Some things are remarkable and for most leaders and managers hidden or simply unnoticed. One of them is confirmation bias. Within science it is described, researched and elaborated over and over again. This – my own experience was very helpful to come to this conclusion – steering mechanism is relatively unknown though under practitioners. At least they seem not (fully) aware of this human built-in ‘adjustment from an anchor’. I share some of my discoveries.
Generally spoken we, humans, have some ’embedded heuristics’ which as Daniel Kahneman and Amos Tversky stated, are ‘highly economical and usually effective, but lead to systematic and predictable errors’. Here are some facts to be aware off, when you chair a meeting or advise the governing, steering or elected council of your organisation.
Richard Stanley Crutchfield discovered that 1/3 of the people ignored what they saw and went with the consensus. People within a research experiment (and this has been done over and over again) agreed all to a certain question when they were not exposed to the answers of others. But when they heard that everyone of there group disagreed (before they gave there judgment), 31 to 37 per cent said they did not agree!
Solomon Asch (Gardner, 2009) also concluded later in new experiments, that “overall, people conformed to an obviously false group consensus one-third of the time”. In line what Crutchfield discovered earlier. Gardner concludes :“We are social animals and what others think matters deeply to us… we want to agree with the group” and “it certainly is disturbing to see people set aside what they clearly know to be true and say what they know to be false.”
From the evolutionary perspective there the human tendency to conform is not so strange. We are gregarious after all. It is the survival perspective to best to follow the herd. Gardner: “We also remain social animals who care about what other people think. And if we aren’t sure whether we should worry about a certain risk, it matters where other people are worried about seem to make a huge difference.”
The other way around though is that also government is sensitive for anchoring. Governments anchor on popular opinions. It influences the way they respond. And this mechanism could be at the basis of the rising populistic wave on which political parties surf their campaigns and public leaders base their decisions. Reading the news and following the political debates it becomes clear that scientists have found and described realistic and fundamental mechanisms of us, human beings.

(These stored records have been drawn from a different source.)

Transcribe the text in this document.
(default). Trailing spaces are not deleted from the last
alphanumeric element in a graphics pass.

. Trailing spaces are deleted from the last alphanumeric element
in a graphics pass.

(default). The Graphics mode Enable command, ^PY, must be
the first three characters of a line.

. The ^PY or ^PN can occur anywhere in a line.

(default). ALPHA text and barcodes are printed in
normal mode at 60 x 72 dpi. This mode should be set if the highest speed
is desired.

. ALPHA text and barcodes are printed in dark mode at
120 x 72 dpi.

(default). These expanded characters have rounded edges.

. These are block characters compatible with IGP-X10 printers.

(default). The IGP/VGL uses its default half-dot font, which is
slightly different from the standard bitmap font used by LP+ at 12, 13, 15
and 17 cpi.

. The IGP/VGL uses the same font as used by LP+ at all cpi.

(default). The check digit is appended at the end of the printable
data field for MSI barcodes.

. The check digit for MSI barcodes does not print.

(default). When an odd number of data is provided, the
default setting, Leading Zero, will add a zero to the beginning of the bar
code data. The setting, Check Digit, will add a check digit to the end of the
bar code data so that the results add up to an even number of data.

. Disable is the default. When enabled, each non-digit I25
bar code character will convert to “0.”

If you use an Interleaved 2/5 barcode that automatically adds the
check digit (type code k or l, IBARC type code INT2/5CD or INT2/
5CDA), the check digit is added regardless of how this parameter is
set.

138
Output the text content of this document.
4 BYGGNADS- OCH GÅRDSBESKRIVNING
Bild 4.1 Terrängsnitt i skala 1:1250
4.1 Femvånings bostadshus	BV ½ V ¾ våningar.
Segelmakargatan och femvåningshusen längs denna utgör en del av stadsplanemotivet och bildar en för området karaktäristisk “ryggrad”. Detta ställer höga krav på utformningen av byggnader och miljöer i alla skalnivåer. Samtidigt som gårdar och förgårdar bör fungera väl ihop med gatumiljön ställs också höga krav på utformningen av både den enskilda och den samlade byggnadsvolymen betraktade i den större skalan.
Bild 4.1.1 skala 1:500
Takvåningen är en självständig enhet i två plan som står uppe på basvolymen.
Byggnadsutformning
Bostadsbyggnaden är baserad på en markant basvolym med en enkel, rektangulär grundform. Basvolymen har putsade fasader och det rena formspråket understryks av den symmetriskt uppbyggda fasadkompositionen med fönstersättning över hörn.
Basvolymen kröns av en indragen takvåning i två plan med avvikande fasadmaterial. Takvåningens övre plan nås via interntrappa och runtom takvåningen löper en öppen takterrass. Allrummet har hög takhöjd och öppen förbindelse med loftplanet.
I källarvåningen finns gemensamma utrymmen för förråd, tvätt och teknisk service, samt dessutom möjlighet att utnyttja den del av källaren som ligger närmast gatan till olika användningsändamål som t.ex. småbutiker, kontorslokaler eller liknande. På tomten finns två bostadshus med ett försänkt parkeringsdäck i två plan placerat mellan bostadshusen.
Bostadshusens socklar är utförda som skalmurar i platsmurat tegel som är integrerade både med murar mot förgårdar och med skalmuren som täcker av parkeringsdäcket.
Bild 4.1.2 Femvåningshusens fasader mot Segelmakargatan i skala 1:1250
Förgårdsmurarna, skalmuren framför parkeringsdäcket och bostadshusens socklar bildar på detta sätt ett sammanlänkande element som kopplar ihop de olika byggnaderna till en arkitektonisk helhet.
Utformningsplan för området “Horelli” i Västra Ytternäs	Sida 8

Cas Sunstein (Gardner, 2009) elaborated the consequence of this mechanism on individual level, when information is coming in. He concluded that belief causes confirmation bias, and therefor in-coming information is screened thoroughly. If it supports the own conviction the incoming information is readily accepted. If not, it is ignored, scrutinized carefully or flatly rejected. Isn’t this recognisable in the debates we share and attend. And isn’t this a mechanism we recognise in ourselves.
Being aware of this, as Kahneman and Tversky stated, could contribute to improved public governance: “understanding of these heuristics and of the biases to which they lead could improve judgements and decisions in situations of uncertainty’. For me is knowing that 1/3 of the people in a meeting could have an interesting view – which is not shared due to conformation bias (or possible group consensus, which actually can develop in every meeting – a true eye opener. And a personal conviction to the find a way to get the best out of each meeting by creating a open mind setting and safety within the group. It can and may not be that precious knowledge, enriching experiences or clear views are getting lost in the melee of the groups dynamic. So, creating space for each individual in the battle of the group process is crucial. It is a challenging task. More than that, a renaissance for the individual.
Bibliography & Artography
Gardner, Dan, 2009, Risk: The Science and Politic of Fear. Virgin Books, London, 422 pp.
Kahneman, Daniel & Amos Tversky, 1974, Jugdment under Uncertainty: Heuristics and Biases. Science, Volume 185, pp. 1124-1131
Sunstein, C.R., 2005, Laws of Fear: Beyond the Precautionary Principle Principle. Cambridge University Press, Cambridge.